Inhibition of Oral Streptococci Biofilm Growth on Hydroxyazobenzene-Coated Restorations

Objectives: The selective targeting of pathogens in the oral cavity without inducing dysbiosis is an ongoing challenge in the development of new antimicrobial dental technologies. This, in addition to a rise in antibiotic resistance, has driven interest in materials-based antibacterial strategies in dental care. Our work has developed tethered polymerized azobenzene surfaces that can selectively inhibit the oral pathogens Streptococcus mutans (dental caries) and Streptococcus oralis (endocarditis) without the use of a small molecule antibiotic.
Methods: Phenolic acrylic azobenzene monomers (OH-AAZOs) were synthesized and polymerized as a coating/bulk component of acrylic resin substrates. Curing rates were monitored via near Fourier-transformed infrared spectroscopy. Coating robustness was characterized via UV-Vis spectroscopy, and their biocompatibility was confirmed via cytotoxicity assay (ISO9993) using L929 mouse fibroblast cells.
Streptococci biofilms were grown in vitro on the surface of azobenzene-coated acrylic resins, removed via sonication, and plated to determine the number of colony forming units (CFUs). Biofilm growth and disruption was imaged via a Zeiss digital microscope.
Results: OH-AAZO coatings at surface concentrations of >5 µg/mm² completely inhibited Streptococci biofilm formation under sucrose dependent conditions (0 CFUs, n>3) relative to biofilms grown on uncoated substrates (10⁸ CFUs, n>3). OH-AAZO was also successful at killing bacteria in the surrounding media. To the best of our knowledge, the inhibitory effect of the coating is unique to Streptococci biofilms, and it requires both an azobenzene and a phenol group to inhibit Streptococci growth. The cytocompatibility of the acrylic resin was not impacted by the azopolymer coatings.

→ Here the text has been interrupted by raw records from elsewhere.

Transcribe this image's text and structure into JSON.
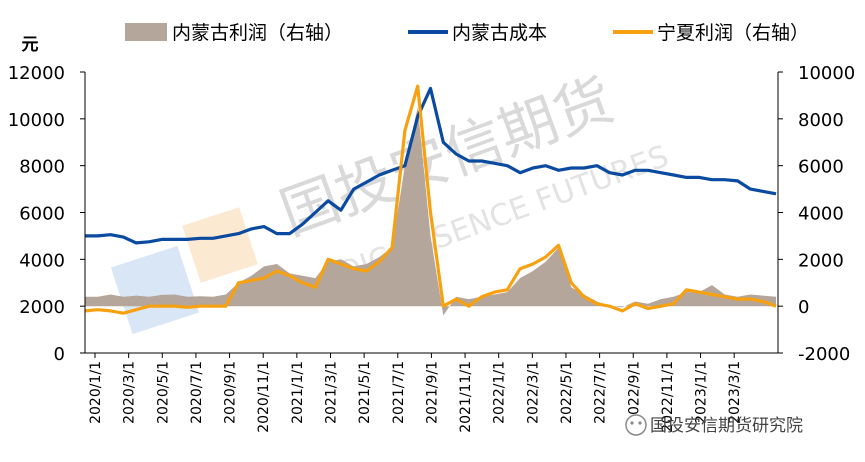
{
  "chart_data": {
    "type": "area+line",
    "title": "",
    "y_unit_label": "元",
    "left_axis": {
      "min": 0,
      "max": 12000,
      "step": 2000,
      "ticks": [
        "0",
        "2000",
        "4000",
        "6000",
        "8000",
        "10000",
        "12000"
      ]
    },
    "right_axis": {
      "min": -2000,
      "max": 10000,
      "step": 2000,
      "ticks": [
        "-2000",
        "0",
        "2000",
        "4000",
        "6000",
        "8000",
        "10000"
      ]
    },
    "x_tick_labels": [
      "2020/1/1",
      "2020/3/1",
      "2020/5/1",
      "2020/7/1",
      "2020/9/1",
      "2020/11/1",
      "2021/1/1",
      "2021/3/1",
      "2021/5/1",
      "2021/7/1",
      "2021/9/1",
      "2021/11/1",
      "2022/1/1",
      "2022/3/1",
      "2022/5/1",
      "2022/7/1",
      "2022/9/1",
      "2022/11/1",
      "2023/1/1",
      "2023/3/1"
    ],
    "legend": {
      "placement": "top",
      "entries": [
        "内蒙古利润（右轴）",
        "内蒙古成本",
        "宁夏利润（右轴）"
      ]
    },
    "grid": false,
    "series": [
      {
        "name": "内蒙古利润（右轴）",
        "kind": "area",
        "axis": "right",
        "color": "#b4a69a",
        "points": [
          [
            0,
            400
          ],
          [
            1,
            400
          ],
          [
            2,
            500
          ],
          [
            3,
            400
          ],
          [
            4,
            450
          ],
          [
            5,
            400
          ],
          [
            6,
            480
          ],
          [
            7,
            500
          ],
          [
            8,
            400
          ],
          [
            9,
            420
          ],
          [
            10,
            400
          ],
          [
            11,
            500
          ],
          [
            12,
            1000
          ],
          [
            13,
            1300
          ],
          [
            14,
            1700
          ],
          [
            15,
            1800
          ],
          [
            16,
            1400
          ],
          [
            17,
            1300
          ],
          [
            18,
            1200
          ],
          [
            19,
            1900
          ],
          [
            20,
            2000
          ],
          [
            21,
            1700
          ],
          [
            22,
            1800
          ],
          [
            23,
            2100
          ],
          [
            24,
            2500
          ],
          [
            25,
            6000
          ],
          [
            26,
            8500
          ],
          [
            27,
            3000
          ],
          [
            28,
            -400
          ],
          [
            29,
            400
          ],
          [
            30,
            300
          ],
          [
            31,
            400
          ],
          [
            32,
            500
          ],
          [
            33,
            600
          ],
          [
            34,
            1200
          ],
          [
            35,
            1500
          ],
          [
            36,
            1900
          ],
          [
            37,
            2500
          ],
          [
            38,
            800
          ],
          [
            39,
            500
          ],
          [
            40,
            200
          ],
          [
            41,
            0
          ],
          [
            42,
            -50
          ],
          [
            43,
            200
          ],
          [
            44,
            100
          ],
          [
            45,
            300
          ],
          [
            46,
            400
          ],
          [
            47,
            600
          ],
          [
            48,
            600
          ],
          [
            49,
            900
          ],
          [
            50,
            500
          ],
          [
            51,
            400
          ],
          [
            52,
            500
          ],
          [
            53,
            450
          ],
          [
            54,
            400
          ]
        ]
      },
      {
        "name": "内蒙古成本",
        "kind": "line",
        "axis": "left",
        "color": "#0a4aa0",
        "points": [
          [
            0,
            5000
          ],
          [
            1,
            5000
          ],
          [
            2,
            5050
          ],
          [
            3,
            4950
          ],
          [
            4,
            4700
          ],
          [
            5,
            4750
          ],
          [
            6,
            4850
          ],
          [
            7,
            4850
          ],
          [
            8,
            4850
          ],
          [
            9,
            4900
          ],
          [
            10,
            4900
          ],
          [
            11,
            5000
          ],
          [
            12,
            5100
          ],
          [
            13,
            5300
          ],
          [
            14,
            5400
          ],
          [
            15,
            5100
          ],
          [
            16,
            5100
          ],
          [
            17,
            5500
          ],
          [
            18,
            6000
          ],
          [
            19,
            6500
          ],
          [
            20,
            6100
          ],
          [
            21,
            7000
          ],
          [
            22,
            7300
          ],
          [
            23,
            7600
          ],
          [
            24,
            7800
          ],
          [
            25,
            8000
          ],
          [
            26,
            10100
          ],
          [
            27,
            11300
          ],
          [
            28,
            9000
          ],
          [
            29,
            8500
          ],
          [
            30,
            8200
          ],
          [
            31,
            8200
          ],
          [
            32,
            8100
          ],
          [
            33,
            8000
          ],
          [
            34,
            7700
          ],
          [
            35,
            7900
          ],
          [
            36,
            8000
          ],
          [
            37,
            7800
          ],
          [
            38,
            7900
          ],
          [
            39,
            7900
          ],
          [
            40,
            8000
          ],
          [
            41,
            7700
          ],
          [
            42,
            7600
          ],
          [
            43,
            7800
          ],
          [
            44,
            7800
          ],
          [
            45,
            7700
          ],
          [
            46,
            7600
          ],
          [
            47,
            7500
          ],
          [
            48,
            7500
          ],
          [
            49,
            7400
          ],
          [
            50,
            7400
          ],
          [
            51,
            7350
          ],
          [
            52,
            7000
          ],
          [
            53,
            6900
          ],
          [
            54,
            6800
          ]
        ]
      },
      {
        "name": "宁夏利润（右轴）",
        "kind": "line",
        "axis": "right",
        "color": "#f7a110",
        "points": [
          [
            0,
            -200
          ],
          [
            1,
            -150
          ],
          [
            2,
            -200
          ],
          [
            3,
            -300
          ],
          [
            4,
            -150
          ],
          [
            5,
            0
          ],
          [
            6,
            0
          ],
          [
            7,
            0
          ],
          [
            8,
            -50
          ],
          [
            9,
            0
          ],
          [
            10,
            0
          ],
          [
            11,
            0
          ],
          [
            12,
            1000
          ],
          [
            13,
            1100
          ],
          [
            14,
            1200
          ],
          [
            15,
            1500
          ],
          [
            16,
            1300
          ],
          [
            17,
            1000
          ],
          [
            18,
            800
          ],
          [
            19,
            2000
          ],
          [
            20,
            1800
          ],
          [
            21,
            1600
          ],
          [
            22,
            1500
          ],
          [
            23,
            1900
          ],
          [
            24,
            2500
          ],
          [
            25,
            7500
          ],
          [
            26,
            9400
          ],
          [
            27,
            4000
          ],
          [
            28,
            0
          ],
          [
            29,
            300
          ],
          [
            30,
            0
          ],
          [
            31,
            400
          ],
          [
            32,
            600
          ],
          [
            33,
            700
          ],
          [
            34,
            1600
          ],
          [
            35,
            1800
          ],
          [
            36,
            2100
          ],
          [
            37,
            2600
          ],
          [
            38,
            1000
          ],
          [
            39,
            400
          ],
          [
            40,
            100
          ],
          [
            41,
            0
          ],
          [
            42,
            -200
          ],
          [
            43,
            100
          ],
          [
            44,
            -100
          ],
          [
            45,
            0
          ],
          [
            46,
            100
          ],
          [
            47,
            700
          ],
          [
            48,
            600
          ],
          [
            49,
            500
          ],
          [
            50,
            400
          ],
          [
            51,
            300
          ],
          [
            52,
            300
          ],
          [
            53,
            200
          ],
          [
            54,
            0
          ]
        ]
      }
    ]
  },
  "watermark": {
    "text": "国投安信期货",
    "sub_text": "SDIC ESSENCE FUTURES"
  },
  "footer": {
    "credit": "国投安信期货研究院"
  },
  "colors": {
    "axis": "#000000",
    "text": "#000000"
  }
}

Conclusions: Preliminary results indicate that OH-AAZO surfaces can completely inhibit Streptococci biofilm formation on coated resins and in the surrounding media via a contact killing mechanism. Future work will involve elucidating the biofilm inhibition mechanism by OH-AAZO via specific bioassays in order to aid in the design of new azobenzene monomers with optimal antibacterial properties.